Echo state property and memory in octopus-inspired soft robotic arm

Abstract

Soft body generates diverse dynamics that can be used as a computational resource based on the framework of physical reservoir computing. In this study, we set up an experimental platform for a soft continuum arm to extract the skeletal dynamics from its arm motion and to systematically investigate the performance of computational capability. Our focus is to clarify how the length of the soft arm and the environmental condition affect overall information processing capability. First, we collected the video data of the soft arm with different lengths in the air, tap- or sea-water conditions and tracked the arm's centerline motion. Next, we assigned a short-term memory task to the soft arm system and examined how the length of the arm affects these task performances. In addition to examining the memory capacity, we examined the local memory capacity along the arm to quantify the heterogeneity of the capacity. Finally, we examined the echo state property of the soft arm in different environmental conditions by quantifying the differences of two arm responses to the common input sequence. We found that the memory capacity was higher in water than air, but no difference was observed in sea- and tap-water conditions.

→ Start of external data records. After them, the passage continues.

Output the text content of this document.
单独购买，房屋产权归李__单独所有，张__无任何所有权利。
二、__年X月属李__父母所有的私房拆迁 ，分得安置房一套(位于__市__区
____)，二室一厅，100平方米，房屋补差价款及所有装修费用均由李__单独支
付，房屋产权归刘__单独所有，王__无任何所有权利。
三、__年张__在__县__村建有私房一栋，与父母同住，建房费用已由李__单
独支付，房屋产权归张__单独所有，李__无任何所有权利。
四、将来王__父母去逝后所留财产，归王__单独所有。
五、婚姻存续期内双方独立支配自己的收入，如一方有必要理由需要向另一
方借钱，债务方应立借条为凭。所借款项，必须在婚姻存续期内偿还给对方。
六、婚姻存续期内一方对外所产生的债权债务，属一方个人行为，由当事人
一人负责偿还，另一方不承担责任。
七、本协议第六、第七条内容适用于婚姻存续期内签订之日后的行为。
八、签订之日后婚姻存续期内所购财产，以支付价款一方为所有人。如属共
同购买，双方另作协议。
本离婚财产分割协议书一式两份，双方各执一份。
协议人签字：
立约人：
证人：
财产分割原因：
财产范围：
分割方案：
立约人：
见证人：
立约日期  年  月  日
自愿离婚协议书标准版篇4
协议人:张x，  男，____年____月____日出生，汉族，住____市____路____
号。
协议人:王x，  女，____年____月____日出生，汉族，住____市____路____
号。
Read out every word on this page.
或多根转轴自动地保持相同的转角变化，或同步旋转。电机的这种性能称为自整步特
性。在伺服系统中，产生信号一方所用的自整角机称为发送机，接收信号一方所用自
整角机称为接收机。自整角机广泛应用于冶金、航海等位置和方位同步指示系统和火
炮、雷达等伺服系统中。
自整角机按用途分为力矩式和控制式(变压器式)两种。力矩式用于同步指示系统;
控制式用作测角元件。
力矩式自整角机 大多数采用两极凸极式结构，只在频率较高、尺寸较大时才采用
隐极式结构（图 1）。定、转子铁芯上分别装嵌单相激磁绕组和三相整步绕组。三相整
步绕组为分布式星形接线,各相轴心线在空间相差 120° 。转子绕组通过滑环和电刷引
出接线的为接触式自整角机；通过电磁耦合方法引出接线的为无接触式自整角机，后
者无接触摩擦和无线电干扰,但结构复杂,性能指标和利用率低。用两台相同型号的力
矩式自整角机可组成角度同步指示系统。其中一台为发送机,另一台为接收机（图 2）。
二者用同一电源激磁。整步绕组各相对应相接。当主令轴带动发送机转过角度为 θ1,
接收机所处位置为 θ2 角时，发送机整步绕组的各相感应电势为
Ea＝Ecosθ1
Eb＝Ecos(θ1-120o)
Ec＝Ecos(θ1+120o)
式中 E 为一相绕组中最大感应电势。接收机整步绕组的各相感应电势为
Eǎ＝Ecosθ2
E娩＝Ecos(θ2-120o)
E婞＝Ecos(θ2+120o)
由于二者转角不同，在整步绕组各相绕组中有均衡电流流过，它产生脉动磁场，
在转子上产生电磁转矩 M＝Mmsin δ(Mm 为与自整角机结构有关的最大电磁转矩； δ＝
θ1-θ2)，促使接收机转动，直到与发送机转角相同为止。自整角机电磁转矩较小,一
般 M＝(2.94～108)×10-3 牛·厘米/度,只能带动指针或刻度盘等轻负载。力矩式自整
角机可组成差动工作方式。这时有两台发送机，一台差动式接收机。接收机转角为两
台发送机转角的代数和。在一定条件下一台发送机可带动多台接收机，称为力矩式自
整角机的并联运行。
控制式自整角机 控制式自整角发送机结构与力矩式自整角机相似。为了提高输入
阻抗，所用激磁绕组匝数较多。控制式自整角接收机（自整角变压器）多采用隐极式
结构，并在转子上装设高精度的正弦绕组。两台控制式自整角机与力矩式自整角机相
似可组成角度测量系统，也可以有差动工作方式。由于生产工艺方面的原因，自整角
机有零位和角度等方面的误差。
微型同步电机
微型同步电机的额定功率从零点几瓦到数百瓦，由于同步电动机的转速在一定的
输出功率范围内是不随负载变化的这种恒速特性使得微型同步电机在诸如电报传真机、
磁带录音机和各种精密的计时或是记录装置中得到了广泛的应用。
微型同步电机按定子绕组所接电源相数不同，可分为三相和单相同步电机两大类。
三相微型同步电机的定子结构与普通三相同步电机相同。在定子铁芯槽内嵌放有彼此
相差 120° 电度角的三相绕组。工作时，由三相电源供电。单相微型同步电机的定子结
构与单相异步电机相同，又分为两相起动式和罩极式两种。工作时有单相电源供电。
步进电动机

The local memory capacity showed that the capacity of the tip region was especially low in air. In this condition, the responses of the tip region also did not synchronize as response to the common input. These results suggest that there is weak echo state property in the tip region of the soft arm: the states of the tip are not purely the function of the historical input. Our results demonstrate one of the concise examples on how the physical parameter in body and environment affects the information processing capability of a system.